舌で舐めるようなフェラではなく唇をメインにしたキス中心だ。
母に愛されているような感じがしてゾクゾクしたものが背筋を走るのだ。
「あは、いんさにあの匂い…好きぃ…」
先端から流れ始める汁を舐めとり、唇で先端を咥えると舌でちろちろと汁を味わい始める。

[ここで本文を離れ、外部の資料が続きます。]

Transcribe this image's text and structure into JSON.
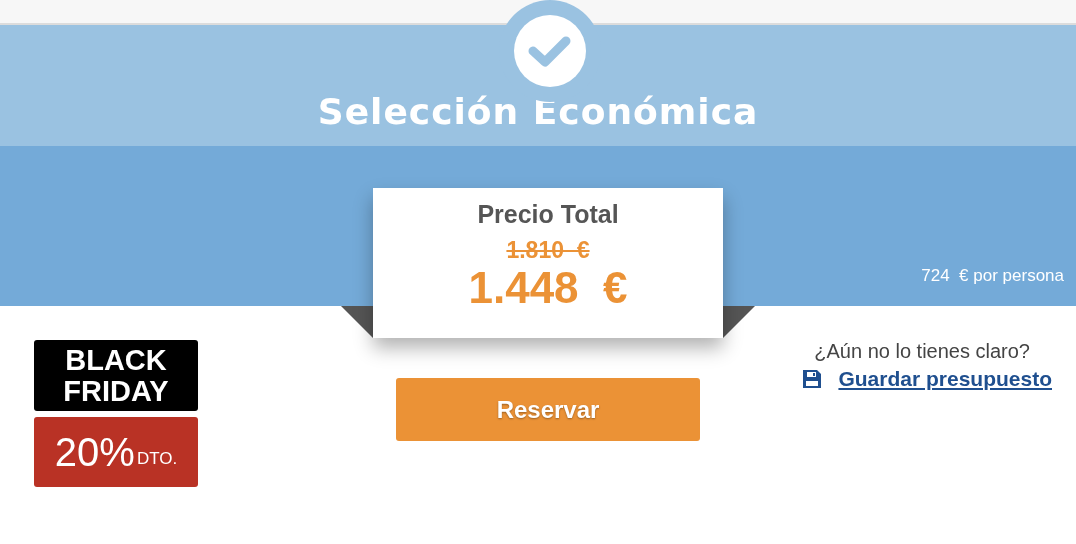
{
  "title": "Selección Económica",
  "price": {
    "label": "Precio Total",
    "old_price": "1.810  €",
    "new_price": "1.448  €"
  },
  "per_person": {
    "amount": "724",
    "unit": "€ por persona"
  },
  "badge": {
    "line_1": "BLACK",
    "line_2": "FRIDAY",
    "percent": "20%",
    "suffix": "DTO."
  },
  "book_button": "Reservar",
  "save": {
    "question": "¿Aún no lo tienes claro?",
    "link": "Guardar presupuesto"
  }
}
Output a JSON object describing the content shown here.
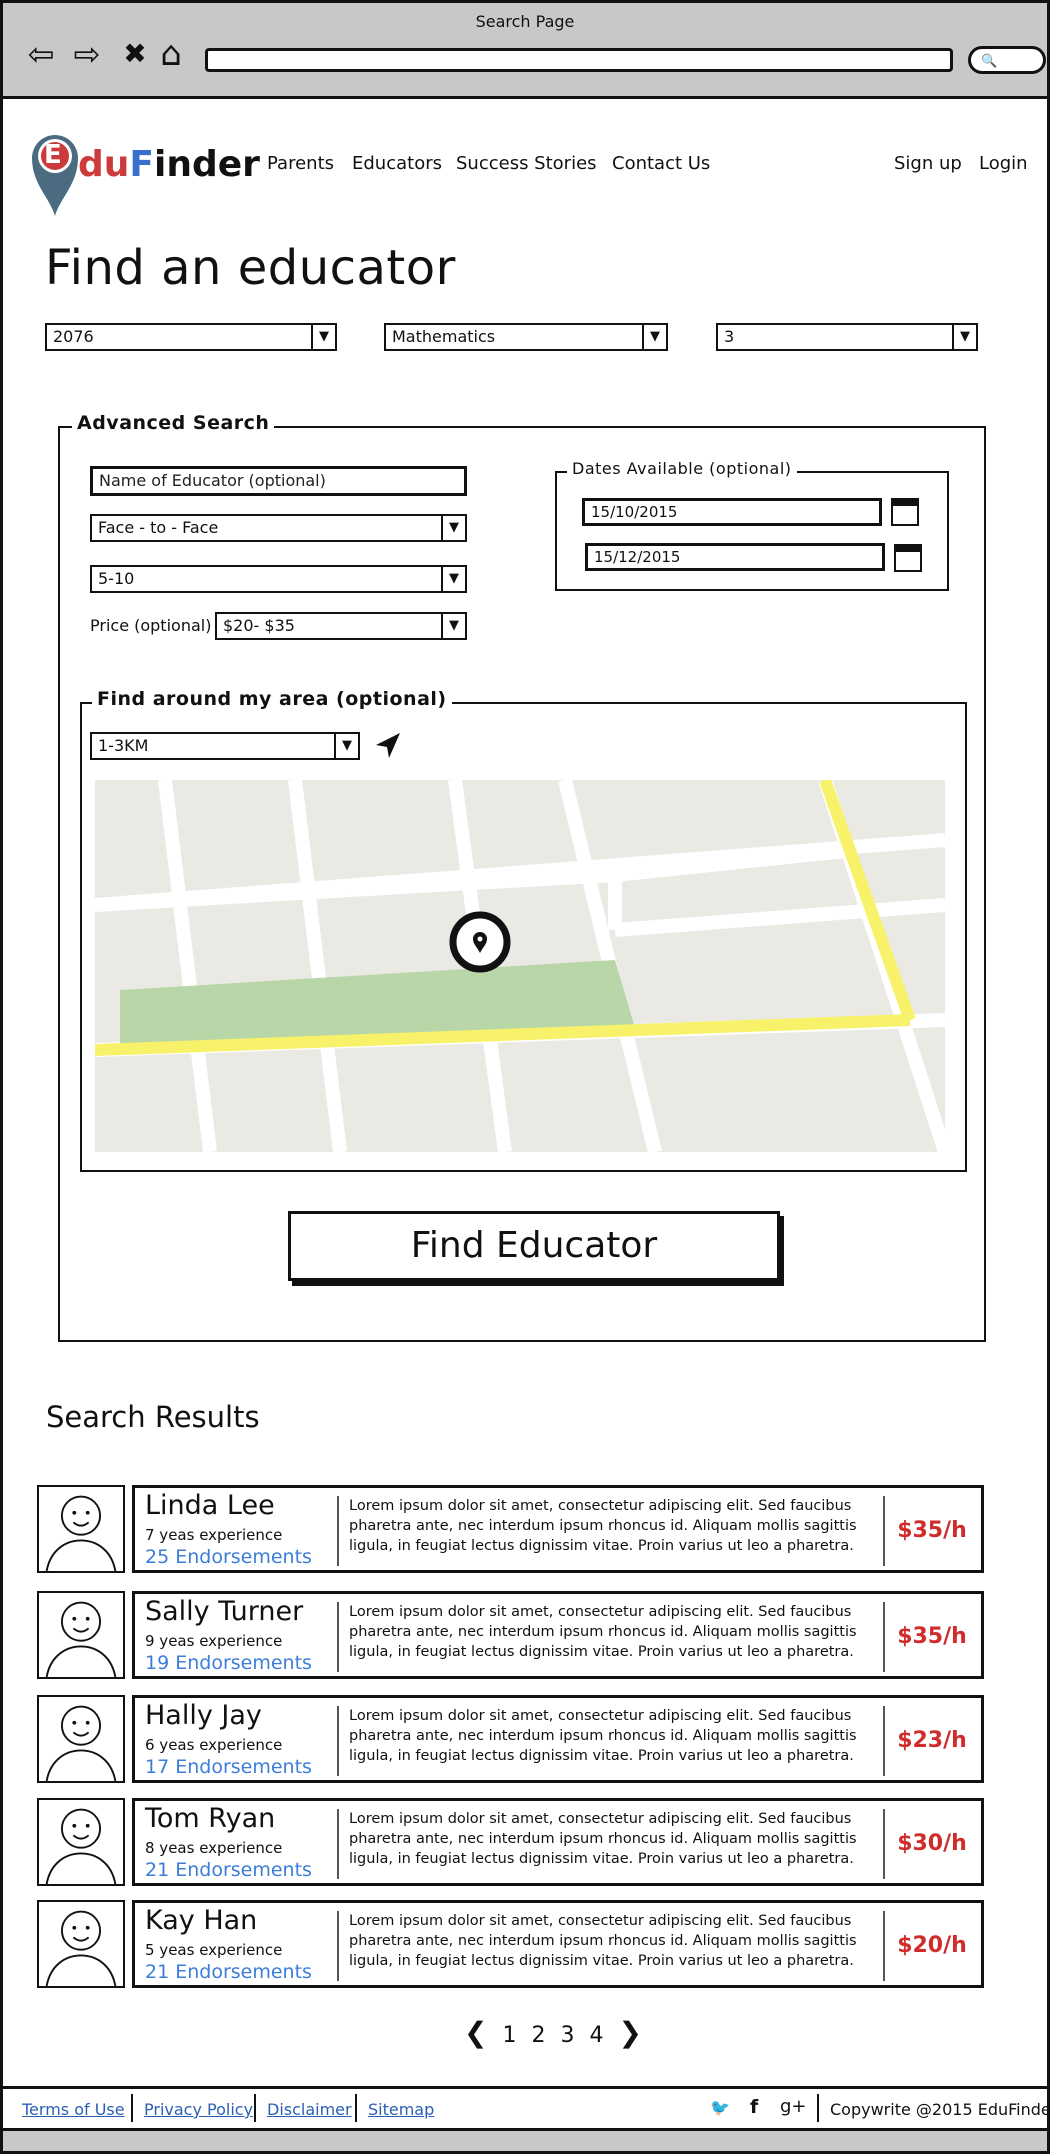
{
  "window": {
    "title": "Search Page",
    "back_glyph": "⇦",
    "forward_glyph": "⇨",
    "stop_glyph": "✖",
    "home_glyph": "⌂",
    "search_glyph": "🔍"
  },
  "brand": {
    "name_prefix": "du",
    "name_f": "F",
    "name_suffix": "inder",
    "logo_letter": "E",
    "colors": {
      "e": "#cc3b3b",
      "f": "#3b6fcc",
      "pin": "#4a6b80"
    }
  },
  "nav": {
    "links": [
      "Parents",
      "Educators",
      "Success Stories",
      "Contact Us"
    ],
    "sign_up": "Sign up",
    "login": "Login"
  },
  "page": {
    "title": "Find an educator"
  },
  "filters": {
    "postcode": "2076",
    "subject": "Mathematics",
    "grade": "3"
  },
  "advanced": {
    "legend": "Advanced Search",
    "name_placeholder": "Name of Educator (optional)",
    "mode": "Face - to - Face",
    "age_range": "5-10",
    "price_label": "Price (optional)",
    "price": "$20- $35",
    "dates_legend": "Dates Available (optional)",
    "date_from": "15/10/2015",
    "date_to": "15/12/2015",
    "area_legend": "Find around my area (optional)",
    "radius": "1-3KM",
    "find_button": "Find Educator"
  },
  "map_colors": {
    "base": "#ebe9e4",
    "road": "#ffffff",
    "major_road": "#f7f26a",
    "park": "#b9d6a9",
    "pin": "#111111"
  },
  "results": {
    "title": "Search Results",
    "items": [
      {
        "name": "Linda Lee",
        "experience": "7 yeas experience",
        "endorsements": "25 Endorsements",
        "price": "$35/h",
        "description": "Lorem ipsum dolor sit amet, consectetur adipiscing elit. Sed faucibus pharetra ante, nec interdum ipsum rhoncus id. Aliquam mollis sagittis ligula, in feugiat lectus dignissim vitae. Proin varius ut leo a pharetra."
      },
      {
        "name": "Sally Turner",
        "experience": "9 yeas experience",
        "endorsements": "19 Endorsements",
        "price": "$35/h",
        "description": "Lorem ipsum dolor sit amet, consectetur adipiscing elit. Sed faucibus pharetra ante, nec interdum ipsum rhoncus id. Aliquam mollis sagittis ligula, in feugiat lectus dignissim vitae. Proin varius ut leo a pharetra."
      },
      {
        "name": "Hally Jay",
        "experience": "6 yeas experience",
        "endorsements": "17 Endorsements",
        "price": "$23/h",
        "description": "Lorem ipsum dolor sit amet, consectetur adipiscing elit. Sed faucibus pharetra ante, nec interdum ipsum rhoncus id. Aliquam mollis sagittis ligula, in feugiat lectus dignissim vitae. Proin varius ut leo a pharetra."
      },
      {
        "name": "Tom Ryan",
        "experience": "8 yeas experience",
        "endorsements": "21 Endorsements",
        "price": "$30/h",
        "description": "Lorem ipsum dolor sit amet, consectetur adipiscing elit. Sed faucibus pharetra ante, nec interdum ipsum rhoncus id. Aliquam mollis sagittis ligula, in feugiat lectus dignissim vitae. Proin varius ut leo a pharetra."
      },
      {
        "name": "Kay Han",
        "experience": "5 yeas experience",
        "endorsements": "21 Endorsements",
        "price": "$20/h",
        "description": "Lorem ipsum dolor sit amet, consectetur adipiscing elit. Sed faucibus pharetra ante, nec interdum ipsum rhoncus id. Aliquam mollis sagittis ligula, in feugiat lectus dignissim vitae. Proin varius ut leo a pharetra."
      }
    ],
    "price_color": "#d02c2c",
    "endorsement_color": "#3b7dd8"
  },
  "pagination": {
    "prev": "❮",
    "pages": [
      "1",
      "2",
      "3",
      "4"
    ],
    "next": "❯"
  },
  "footer": {
    "links": [
      "Terms of Use",
      "Privacy Policy",
      "Disclaimer",
      "Sitemap"
    ],
    "social": {
      "twitter": "🐦",
      "facebook": "f",
      "google_plus": "g+"
    },
    "copyright": "Copywrite @2015 EduFinder"
  },
  "icons": [
    "back-icon",
    "forward-icon",
    "stop-icon",
    "home-icon",
    "search-icon",
    "calendar-icon",
    "locate-arrow-icon",
    "map-pin-icon",
    "avatar-icon",
    "twitter-icon",
    "facebook-icon",
    "google-plus-icon"
  ]
}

マークの手がインサニアの太ももを撫で始める。無論これは無意識だ。
「目閉じろ」
「ふぁ…あ…」
顔射を浴びるマーク。
「インサニアの匂いでいっぱいだよぉ…」
「変態め」
マークの変態性癖もだいぶ慣れてきた。
インサニアはマークを抱き上げてシャワーに向かう。
マークに身体を洗ってもらうのだ。
「インサニアも大概だと思うんだけどなぁ…」
マークは先に自分の汚れを洗い流してから体を泡だらけにするとインサニアに抱き着いてお互いの肌を擦り合わせ始める。
おっぱいや太ももがメインである。
「なんか母さんに愛されてる感じがする」
「歪んでんだよなぁ…それ。普通のお母さんはこういうことしません」
「ラクリマにも言われた」
「ラクリマさんこういうことやってるの?」
「やってくれない」
「だろうね…俺だけだよ?」
「…風俗嬢もやってくれるが」
「無料は俺だけだよ!?」
張り合うマーク。口を動かしながらもしっかりとおっぱいで洗ってくれている。
愛されている気がする。
肌を触れ合わせることで、そういう気がする。
だから肌を合わせて母の愛を感じる。
赤の他人から与えられる温もりに実母の愛を感じるのは異常なことなのではあるが、それにインサニアは気づかない。